In the last few years, pop-punk and emo have become much darker genres: subject matters have finally graduated high school and are moving on to our more valid existential crises. Music journalism has caught on to this important shift, and is focusing on music emerging from regions of the country outside of New York and Los Angeles. The Southeast, where rock finds its roots, is seeing an increasing amount of attention for a new crop of talented and innovative indie bands. In Atlanta, Georgia, The Swear – led by a fierce songwriter who’s been known to hang out in graveyards – has been growing and readying for the release of their debut LP, Hotel Rooms And Heart Attacks. That songwriter is singer/guitarist Elizabeth Elkins, a Grand Prize Winner of the John Lennon Songwriting Contest. On this album, her sharp-witted lyrics and clever compositions shine, skillfully mixing influences ranging from Lost Generation literature and Billy Joel to Social Distortion and Garbage.
The album is ripe with stand-out tracks. The heavy guitar riffs in “History Of Cinema” bounce off of Elkins’ undeniably strong voice – creating a goth-pop concoction ready for radio. “The City That Never,” which clocks in at nearly six minutes, is a lush and lyrical epic. The pop hooks evident in tracks such as “The Violence Rings” and “Some Graves are Stolen” make it clear the whole band excels at ear candy.

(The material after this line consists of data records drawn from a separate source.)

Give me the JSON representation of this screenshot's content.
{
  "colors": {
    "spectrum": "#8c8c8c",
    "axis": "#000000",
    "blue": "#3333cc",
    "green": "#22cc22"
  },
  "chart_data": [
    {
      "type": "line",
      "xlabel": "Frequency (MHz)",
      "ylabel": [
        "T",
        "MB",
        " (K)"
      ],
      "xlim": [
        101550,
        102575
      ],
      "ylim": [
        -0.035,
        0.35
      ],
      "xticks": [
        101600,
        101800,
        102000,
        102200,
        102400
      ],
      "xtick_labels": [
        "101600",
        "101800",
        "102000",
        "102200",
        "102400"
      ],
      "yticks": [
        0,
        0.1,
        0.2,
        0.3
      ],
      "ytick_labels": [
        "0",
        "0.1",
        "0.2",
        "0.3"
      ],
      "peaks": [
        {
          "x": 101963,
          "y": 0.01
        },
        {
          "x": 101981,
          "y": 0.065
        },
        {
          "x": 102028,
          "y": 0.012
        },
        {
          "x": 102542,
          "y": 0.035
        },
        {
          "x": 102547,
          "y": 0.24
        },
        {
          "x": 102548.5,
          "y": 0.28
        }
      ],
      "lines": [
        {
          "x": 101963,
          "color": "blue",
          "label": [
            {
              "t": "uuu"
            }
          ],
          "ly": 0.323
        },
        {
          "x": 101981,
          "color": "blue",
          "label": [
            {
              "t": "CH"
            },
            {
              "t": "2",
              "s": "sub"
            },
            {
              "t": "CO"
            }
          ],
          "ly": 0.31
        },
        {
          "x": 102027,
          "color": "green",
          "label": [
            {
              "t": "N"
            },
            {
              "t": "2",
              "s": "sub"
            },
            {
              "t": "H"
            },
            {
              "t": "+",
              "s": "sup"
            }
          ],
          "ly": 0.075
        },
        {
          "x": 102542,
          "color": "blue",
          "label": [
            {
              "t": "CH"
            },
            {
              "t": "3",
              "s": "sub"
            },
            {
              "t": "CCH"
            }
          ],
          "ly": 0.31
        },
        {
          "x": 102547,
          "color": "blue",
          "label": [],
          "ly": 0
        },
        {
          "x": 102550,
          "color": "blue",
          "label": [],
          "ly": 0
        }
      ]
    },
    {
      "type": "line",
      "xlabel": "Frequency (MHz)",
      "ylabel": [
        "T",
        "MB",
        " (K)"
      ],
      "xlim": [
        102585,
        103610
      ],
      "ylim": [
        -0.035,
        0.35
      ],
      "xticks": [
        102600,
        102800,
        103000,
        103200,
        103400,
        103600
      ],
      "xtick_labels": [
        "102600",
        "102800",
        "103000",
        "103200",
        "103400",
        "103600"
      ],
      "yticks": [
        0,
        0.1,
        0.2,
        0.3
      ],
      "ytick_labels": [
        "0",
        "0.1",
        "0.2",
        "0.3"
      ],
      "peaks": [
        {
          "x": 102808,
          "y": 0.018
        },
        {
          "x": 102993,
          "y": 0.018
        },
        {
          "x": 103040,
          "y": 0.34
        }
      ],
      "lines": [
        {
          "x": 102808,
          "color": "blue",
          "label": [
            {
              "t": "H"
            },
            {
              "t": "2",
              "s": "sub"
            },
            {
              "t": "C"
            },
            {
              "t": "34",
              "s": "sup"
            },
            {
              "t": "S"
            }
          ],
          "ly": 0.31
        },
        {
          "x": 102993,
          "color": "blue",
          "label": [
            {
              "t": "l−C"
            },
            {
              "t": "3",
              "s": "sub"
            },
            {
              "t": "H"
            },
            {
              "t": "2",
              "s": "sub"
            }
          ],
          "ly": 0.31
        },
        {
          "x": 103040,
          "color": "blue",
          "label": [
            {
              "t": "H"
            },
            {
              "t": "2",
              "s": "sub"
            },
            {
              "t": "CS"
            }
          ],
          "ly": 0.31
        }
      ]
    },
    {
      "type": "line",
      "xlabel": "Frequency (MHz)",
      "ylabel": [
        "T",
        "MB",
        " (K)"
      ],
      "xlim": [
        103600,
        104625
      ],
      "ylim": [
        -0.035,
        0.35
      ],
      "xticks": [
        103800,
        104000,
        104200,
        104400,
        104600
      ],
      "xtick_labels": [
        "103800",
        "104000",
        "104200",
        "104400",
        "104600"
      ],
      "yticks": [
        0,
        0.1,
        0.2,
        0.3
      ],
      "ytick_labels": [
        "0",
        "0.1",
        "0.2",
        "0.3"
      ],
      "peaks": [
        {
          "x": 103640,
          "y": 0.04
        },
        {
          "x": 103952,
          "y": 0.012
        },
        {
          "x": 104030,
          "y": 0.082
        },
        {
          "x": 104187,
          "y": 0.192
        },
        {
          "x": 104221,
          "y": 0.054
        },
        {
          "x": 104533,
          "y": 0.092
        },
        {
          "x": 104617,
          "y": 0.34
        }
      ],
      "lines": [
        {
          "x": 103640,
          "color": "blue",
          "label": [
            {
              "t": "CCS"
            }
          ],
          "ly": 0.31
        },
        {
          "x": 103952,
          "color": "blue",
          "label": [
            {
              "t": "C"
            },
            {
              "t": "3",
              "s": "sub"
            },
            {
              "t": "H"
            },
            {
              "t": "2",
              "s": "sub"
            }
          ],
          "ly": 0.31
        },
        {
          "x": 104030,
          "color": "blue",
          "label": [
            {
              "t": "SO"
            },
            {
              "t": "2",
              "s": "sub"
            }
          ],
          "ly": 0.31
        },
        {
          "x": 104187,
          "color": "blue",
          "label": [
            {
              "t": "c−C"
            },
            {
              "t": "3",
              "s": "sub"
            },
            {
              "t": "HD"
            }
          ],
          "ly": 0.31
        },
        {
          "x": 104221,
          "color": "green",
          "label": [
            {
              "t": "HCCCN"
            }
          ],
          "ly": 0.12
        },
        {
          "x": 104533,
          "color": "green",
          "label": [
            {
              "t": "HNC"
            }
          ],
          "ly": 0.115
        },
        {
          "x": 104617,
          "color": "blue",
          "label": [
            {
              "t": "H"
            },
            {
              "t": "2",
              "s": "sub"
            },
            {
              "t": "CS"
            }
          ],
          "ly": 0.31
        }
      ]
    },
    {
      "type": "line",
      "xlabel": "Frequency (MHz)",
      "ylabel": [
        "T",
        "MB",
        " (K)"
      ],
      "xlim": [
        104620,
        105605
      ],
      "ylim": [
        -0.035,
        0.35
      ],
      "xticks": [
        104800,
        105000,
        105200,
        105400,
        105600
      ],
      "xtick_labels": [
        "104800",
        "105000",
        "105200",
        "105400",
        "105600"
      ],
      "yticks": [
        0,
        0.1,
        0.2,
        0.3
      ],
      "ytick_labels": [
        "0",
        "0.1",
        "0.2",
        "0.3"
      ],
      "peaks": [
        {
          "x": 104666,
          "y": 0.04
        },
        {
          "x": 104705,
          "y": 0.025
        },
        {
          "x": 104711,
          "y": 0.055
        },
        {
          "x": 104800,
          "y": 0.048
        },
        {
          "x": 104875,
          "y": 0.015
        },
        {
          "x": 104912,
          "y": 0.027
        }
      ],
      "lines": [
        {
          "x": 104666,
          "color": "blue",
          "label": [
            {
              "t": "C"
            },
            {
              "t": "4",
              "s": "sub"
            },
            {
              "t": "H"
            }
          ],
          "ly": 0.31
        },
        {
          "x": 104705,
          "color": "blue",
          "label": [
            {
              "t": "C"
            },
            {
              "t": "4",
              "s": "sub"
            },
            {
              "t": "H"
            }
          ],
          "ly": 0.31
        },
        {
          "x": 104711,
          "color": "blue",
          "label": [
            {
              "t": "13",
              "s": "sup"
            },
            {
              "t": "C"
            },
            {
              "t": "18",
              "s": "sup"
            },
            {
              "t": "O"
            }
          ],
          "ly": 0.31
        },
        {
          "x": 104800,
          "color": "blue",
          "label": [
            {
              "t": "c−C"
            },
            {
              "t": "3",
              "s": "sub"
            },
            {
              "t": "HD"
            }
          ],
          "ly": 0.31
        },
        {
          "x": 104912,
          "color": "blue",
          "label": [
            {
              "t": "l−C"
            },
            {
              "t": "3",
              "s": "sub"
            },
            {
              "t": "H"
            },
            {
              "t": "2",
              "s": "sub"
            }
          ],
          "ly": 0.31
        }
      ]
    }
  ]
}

Hotel Rooms And Heart Attacks is a song-by-song success of pairing their efforts with producers Ted Niceley (Fugazi), Matt Goldman (Cartel, Underoath) and Jeff Tomei (Smashing Pumpkins). Mixed by Eli Janney (Girls Against Boys, Melissa Auf Der Maur, Garbage), the album is an 11-song testament to the band’s pop sensibility and punk rock ethic. It’s no surprise that they are so loved back home. “There’s a little punk, a little pop, and maybe even a little country hidden in there somewhere,” says Elkins, and smirks, “Though if Jeremy heard me say country, he’d probably slap me.”